Review of ‘The Last Coyote’ by Michael Connelly

The-Last-CoyoteMichael Connelly, The Last Coyote: A Harry Bosch Novel (New York: Little, Brown and Company, 1995). Hardcover | Paperback | Kindle

The Last Coyote is the third installment in Michael Connelly’s series of crime novels featuring LAPD homicide detective Harry Bosch. It begins with Bosch in a psychologist’s office, placed on involuntary stress leave for throwing his lieutenant, Harvey “Ninety Eight” Pounds, through an interior office window. Until Bosch deals with his issues, his “shrink” won’t recommend he be reassigned to the homicide table.

Bosch’s issues begin with and center on the murder of his mother in November 1961, a crime never solved. In his spare time, he digs into the case and discovers that powerful forces in the City of Angels wanted the case to go unsolved. The more he digs, the more he uncovers, and the more he endangers himself and those around him.

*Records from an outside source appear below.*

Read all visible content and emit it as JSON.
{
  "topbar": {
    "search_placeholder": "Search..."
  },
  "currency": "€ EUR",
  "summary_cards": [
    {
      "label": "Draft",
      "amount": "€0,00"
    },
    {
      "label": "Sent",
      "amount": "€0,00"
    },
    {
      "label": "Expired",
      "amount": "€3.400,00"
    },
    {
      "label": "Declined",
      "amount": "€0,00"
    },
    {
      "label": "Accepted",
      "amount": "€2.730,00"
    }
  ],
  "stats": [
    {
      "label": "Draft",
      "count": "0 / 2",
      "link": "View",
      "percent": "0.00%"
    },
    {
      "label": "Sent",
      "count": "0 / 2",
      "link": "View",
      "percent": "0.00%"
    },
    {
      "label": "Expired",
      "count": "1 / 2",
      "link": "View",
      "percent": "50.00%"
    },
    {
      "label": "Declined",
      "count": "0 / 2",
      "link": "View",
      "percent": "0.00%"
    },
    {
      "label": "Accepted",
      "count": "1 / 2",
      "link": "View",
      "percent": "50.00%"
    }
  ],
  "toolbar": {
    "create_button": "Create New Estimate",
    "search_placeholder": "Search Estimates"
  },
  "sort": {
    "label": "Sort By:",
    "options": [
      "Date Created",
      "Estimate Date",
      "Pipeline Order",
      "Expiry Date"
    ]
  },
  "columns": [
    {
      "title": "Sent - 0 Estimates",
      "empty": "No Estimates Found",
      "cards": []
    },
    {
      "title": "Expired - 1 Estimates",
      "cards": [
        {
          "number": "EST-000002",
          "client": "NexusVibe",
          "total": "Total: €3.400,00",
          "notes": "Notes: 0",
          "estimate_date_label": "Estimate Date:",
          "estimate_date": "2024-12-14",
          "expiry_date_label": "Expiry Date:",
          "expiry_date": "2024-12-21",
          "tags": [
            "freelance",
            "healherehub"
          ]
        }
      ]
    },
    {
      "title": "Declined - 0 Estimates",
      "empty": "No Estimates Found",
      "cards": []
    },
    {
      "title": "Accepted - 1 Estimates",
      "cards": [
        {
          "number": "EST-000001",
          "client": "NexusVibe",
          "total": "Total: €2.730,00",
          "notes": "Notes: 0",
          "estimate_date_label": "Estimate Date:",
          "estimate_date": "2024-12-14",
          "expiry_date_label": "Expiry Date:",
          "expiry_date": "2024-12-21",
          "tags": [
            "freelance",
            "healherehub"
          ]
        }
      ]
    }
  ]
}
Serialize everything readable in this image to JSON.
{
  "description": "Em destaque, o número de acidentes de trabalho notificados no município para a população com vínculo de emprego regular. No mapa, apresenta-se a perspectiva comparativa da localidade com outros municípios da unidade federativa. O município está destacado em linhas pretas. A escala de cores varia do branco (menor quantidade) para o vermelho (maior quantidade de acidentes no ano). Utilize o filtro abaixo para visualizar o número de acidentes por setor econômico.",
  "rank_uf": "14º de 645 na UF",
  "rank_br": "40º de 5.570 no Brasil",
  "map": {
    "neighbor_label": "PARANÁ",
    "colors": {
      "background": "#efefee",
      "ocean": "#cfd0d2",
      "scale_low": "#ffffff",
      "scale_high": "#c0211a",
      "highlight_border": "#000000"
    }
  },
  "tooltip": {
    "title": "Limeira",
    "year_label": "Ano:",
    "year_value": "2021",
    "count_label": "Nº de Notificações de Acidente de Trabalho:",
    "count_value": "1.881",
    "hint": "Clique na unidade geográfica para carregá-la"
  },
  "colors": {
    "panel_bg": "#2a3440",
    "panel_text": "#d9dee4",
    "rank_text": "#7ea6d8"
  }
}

The pacing of The Last Coyote is a bit slower than the previous two books, which can be dangerous in a crime novel. However, in a long-running series (as the Harry Bosch novels have turned out to be), it is important to get into the lead character’s head in order to understand his personality and motivation. The Last Coyote succeeds brilliantly in this regard, giving us insight into Bosch’s cynicism, loneliness, and commitment to justice. The fact that the solution to the mystery follows a twisting path—with an especially hard turn at the end—only makes the introspection that much more interesting.